In the end, the entire term, “Rock the Vote,” is used by RTV as code for “Advance Liberalism.” Take the first line of “F the Vote:”

“Good Job, young America, you Rocked the vote!”

How did young America Rock the Vote? Again, to the RTV website:

Rock the Vote ran the largest youth voter registration drive in history in 2008.

2.6 million people completed registrations [through RTV].

But to what end did they do this? A nonpartisan end? Says RTV, on a page titled 2008 Accomplishments:

The power of young voters made headlines from the Iowa caucuses to Election Day in November, as a force that propelled Barack Obama to the presidency.

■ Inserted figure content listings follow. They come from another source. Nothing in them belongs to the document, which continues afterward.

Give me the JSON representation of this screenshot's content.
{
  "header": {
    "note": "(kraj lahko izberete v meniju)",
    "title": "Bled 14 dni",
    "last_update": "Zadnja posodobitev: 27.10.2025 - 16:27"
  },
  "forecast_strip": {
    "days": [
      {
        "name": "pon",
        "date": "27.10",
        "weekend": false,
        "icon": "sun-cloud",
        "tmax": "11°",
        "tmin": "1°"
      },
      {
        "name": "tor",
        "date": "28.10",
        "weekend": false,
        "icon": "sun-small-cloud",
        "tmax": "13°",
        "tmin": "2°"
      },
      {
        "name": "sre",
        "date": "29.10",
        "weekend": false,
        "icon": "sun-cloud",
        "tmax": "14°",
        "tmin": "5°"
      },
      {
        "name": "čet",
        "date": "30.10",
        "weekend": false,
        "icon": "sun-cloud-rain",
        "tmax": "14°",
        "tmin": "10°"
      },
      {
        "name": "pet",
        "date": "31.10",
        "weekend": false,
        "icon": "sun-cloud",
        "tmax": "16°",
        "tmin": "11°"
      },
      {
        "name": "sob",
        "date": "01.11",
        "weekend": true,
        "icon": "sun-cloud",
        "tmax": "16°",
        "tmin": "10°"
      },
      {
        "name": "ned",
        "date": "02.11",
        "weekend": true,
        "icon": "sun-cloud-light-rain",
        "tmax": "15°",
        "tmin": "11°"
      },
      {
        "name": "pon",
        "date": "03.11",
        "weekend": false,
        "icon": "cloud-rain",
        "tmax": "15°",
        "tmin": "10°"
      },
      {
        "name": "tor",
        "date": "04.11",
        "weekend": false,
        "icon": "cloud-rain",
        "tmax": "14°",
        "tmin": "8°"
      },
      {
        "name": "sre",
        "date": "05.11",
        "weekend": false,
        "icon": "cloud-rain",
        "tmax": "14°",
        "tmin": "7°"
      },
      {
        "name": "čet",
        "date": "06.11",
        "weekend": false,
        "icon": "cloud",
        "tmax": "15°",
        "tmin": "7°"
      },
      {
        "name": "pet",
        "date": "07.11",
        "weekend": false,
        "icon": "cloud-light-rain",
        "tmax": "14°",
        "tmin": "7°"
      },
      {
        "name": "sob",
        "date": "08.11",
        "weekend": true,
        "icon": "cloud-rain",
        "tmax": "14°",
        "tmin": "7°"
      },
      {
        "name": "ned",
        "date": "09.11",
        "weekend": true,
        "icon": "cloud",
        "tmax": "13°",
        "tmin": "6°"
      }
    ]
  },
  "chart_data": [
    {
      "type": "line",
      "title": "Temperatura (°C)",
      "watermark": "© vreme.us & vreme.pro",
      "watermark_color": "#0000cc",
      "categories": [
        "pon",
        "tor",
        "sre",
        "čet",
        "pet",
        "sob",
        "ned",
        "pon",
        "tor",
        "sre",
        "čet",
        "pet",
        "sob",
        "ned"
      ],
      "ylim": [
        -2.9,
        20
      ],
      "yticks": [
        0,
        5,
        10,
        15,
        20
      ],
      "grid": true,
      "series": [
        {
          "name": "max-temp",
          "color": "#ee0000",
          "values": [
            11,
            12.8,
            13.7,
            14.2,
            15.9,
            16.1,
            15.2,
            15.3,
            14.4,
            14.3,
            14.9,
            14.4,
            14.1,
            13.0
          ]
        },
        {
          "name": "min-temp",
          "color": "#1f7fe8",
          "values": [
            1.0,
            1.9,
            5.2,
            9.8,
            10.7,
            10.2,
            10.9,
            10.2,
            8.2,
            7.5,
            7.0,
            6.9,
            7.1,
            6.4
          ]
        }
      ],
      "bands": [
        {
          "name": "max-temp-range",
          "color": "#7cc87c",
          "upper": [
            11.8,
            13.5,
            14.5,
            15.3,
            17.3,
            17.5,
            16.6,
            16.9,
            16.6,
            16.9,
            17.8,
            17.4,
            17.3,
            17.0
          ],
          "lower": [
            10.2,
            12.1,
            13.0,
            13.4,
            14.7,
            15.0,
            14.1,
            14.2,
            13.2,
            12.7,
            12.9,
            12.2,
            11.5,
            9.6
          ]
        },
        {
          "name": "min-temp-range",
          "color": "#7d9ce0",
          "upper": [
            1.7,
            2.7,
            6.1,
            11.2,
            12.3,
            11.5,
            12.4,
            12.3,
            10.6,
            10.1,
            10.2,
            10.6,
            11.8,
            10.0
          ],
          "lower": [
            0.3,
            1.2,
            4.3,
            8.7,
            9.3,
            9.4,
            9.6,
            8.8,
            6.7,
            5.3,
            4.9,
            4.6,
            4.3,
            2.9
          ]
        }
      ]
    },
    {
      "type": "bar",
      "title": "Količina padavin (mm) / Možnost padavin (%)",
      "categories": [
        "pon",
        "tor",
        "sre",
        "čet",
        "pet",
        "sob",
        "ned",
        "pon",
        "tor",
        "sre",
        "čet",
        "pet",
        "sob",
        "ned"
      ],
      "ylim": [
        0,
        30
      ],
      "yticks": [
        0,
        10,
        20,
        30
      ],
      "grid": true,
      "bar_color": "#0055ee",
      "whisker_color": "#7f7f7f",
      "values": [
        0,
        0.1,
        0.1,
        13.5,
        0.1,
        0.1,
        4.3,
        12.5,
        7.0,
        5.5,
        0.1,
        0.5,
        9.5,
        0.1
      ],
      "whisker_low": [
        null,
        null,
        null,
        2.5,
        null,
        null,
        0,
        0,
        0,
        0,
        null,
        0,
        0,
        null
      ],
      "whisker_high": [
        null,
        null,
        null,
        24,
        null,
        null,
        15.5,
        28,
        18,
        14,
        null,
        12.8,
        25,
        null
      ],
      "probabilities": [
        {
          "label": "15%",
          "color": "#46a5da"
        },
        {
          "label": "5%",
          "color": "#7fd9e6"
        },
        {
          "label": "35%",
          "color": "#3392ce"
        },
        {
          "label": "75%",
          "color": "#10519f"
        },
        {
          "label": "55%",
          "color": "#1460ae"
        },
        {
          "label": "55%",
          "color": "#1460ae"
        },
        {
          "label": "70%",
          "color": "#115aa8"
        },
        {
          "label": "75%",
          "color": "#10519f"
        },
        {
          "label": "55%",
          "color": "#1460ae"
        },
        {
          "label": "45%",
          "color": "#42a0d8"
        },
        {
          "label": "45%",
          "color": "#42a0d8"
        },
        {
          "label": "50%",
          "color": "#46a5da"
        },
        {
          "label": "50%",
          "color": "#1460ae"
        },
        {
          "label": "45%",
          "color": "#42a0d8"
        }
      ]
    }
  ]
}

There is a check mark beside this fact, clearly marking the election of Barack Obama to the presidency as an accomplishment of Rock the Vote. Again, according to the IRS:

Under the Internal Revenue Code, all section 501(c)(3) organizations are absolutely prohibited from directly or indirectly participating in, or intervening in, any political campaign on behalf of (or in opposition to) any candidate for elective public office.

… Violating this prohibition may result in denial or revocation of tax-exempt status and the imposition of certain excise taxes.

And yet, Rock the Vote continues to function with impunity, wantonly violating at a minimum the spirit, and apparently even the letter of US tax law. They do so while reaching millions of young voters with their progressive message and placing their curriculum in our public schools, all the while aided by corporate donations from businesses where we all spend our money because of the tax-exempt status they flaunt.

Maybe the IRS just doesn’t speak Texan.